Das Verfahren ist in der Hauptsache durch die übereinstimmenden Erklärungen der Klägerin und der Beklagten erledigt. Es ist daher in entsprechender Anwendung von § 141 Satz 1, § 125 Abs. 1 Satz 1 i. V. m. § 92 Abs. 3 Satz 1 VwGO einzustellen. Gemäß § 173 VwGO i. V. m. § 269 Abs. 3 ZPO sind die Entscheidungen der Vorinstanzen - mit Ausnahme der Streitwertfestsetzung - wirkungslos.

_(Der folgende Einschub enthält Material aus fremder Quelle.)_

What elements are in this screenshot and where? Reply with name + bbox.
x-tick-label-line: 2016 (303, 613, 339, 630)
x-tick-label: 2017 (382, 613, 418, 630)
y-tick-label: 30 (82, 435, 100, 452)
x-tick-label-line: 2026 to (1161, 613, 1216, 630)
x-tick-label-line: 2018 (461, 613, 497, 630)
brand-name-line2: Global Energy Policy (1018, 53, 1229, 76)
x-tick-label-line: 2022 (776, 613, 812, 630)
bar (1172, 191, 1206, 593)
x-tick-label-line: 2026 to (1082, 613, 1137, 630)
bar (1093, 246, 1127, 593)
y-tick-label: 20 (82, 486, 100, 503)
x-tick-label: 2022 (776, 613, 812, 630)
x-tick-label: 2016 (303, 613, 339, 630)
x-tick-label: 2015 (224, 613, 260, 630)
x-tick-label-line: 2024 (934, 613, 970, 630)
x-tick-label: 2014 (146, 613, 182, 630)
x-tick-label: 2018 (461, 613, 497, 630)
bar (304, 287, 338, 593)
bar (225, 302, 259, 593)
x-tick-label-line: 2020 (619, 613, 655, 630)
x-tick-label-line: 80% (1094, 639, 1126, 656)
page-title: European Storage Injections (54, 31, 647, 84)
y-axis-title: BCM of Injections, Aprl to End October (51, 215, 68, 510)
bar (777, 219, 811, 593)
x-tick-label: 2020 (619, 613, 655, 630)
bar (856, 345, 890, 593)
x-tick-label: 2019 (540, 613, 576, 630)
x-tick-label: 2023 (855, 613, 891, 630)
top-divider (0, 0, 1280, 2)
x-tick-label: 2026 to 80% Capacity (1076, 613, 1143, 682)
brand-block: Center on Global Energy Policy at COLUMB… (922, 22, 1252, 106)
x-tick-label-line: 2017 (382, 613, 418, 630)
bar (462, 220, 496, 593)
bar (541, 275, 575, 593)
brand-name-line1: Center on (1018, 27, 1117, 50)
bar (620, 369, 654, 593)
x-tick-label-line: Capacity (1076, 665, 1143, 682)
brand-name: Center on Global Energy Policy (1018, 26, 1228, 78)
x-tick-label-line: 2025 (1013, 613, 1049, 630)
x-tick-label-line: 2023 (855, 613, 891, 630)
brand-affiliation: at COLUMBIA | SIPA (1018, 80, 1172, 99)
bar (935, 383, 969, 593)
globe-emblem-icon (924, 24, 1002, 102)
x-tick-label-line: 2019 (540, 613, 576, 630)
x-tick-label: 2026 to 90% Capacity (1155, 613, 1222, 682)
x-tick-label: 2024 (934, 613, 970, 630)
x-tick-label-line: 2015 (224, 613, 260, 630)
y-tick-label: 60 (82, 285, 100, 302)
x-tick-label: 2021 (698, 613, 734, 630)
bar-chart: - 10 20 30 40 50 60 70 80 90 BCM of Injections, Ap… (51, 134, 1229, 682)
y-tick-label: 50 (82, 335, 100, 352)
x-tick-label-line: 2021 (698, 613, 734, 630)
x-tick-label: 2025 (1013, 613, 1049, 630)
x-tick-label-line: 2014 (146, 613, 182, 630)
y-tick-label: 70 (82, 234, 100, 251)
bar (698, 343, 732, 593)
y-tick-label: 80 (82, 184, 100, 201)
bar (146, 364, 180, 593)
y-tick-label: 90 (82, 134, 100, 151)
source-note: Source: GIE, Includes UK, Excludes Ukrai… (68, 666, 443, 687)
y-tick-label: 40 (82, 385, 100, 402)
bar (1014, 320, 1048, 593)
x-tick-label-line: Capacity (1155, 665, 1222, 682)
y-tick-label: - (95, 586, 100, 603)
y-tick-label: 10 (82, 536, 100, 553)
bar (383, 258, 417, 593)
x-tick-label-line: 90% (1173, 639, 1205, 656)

Über die Kosten des Verfahrens ist unter Berücksichtigung des bisherigen Sach- und Streitstandes nach billigem Ermessen zu entscheiden (§ 161 Abs. 2 VwGO). Vorliegend hat die Beklagte die verfahrensbeendigenden Erledigungserklärungen dadurch herbeigeführt, dass sie der Klägerin mit Bescheid vom 11. April 2008 zugesichert hat, den angegriffenen Ablehnungsbescheid vom 2. August 2005 in der Gestalt des Widerspruchsbescheides vom 6. September 2005 aufzuheben und dem Antrag der Klägerin auf Erstattung der Fahrtkosten in vollem Umfang stattzugeben und nach Eingang der Erledigungserklärung den Gesamtbetrag unverzüglich zu überweisen. Hiermit hat sie sich aber nicht freiwillig in die Rolle der Unterlegenen begeben, sondern - nach ihrem Vortrag - lediglich auf die nach Inkrafttreten der Ersten Verordnung zur Änderung der Integrationskursverordnung vom 5. Dezember 2007 veränderte Rechtslage reagiert. Bei dieser Sachlage entspricht es billigem Ermessen, die Kosten des gesamten Rechtsstreits zwischen der Klägerin und der Beklagten hälftig aufzuteilen.

Die Streitwertfestsetzung beruht auf § 47 Abs. 1 und 3, § 52 Abs. 3 GKG.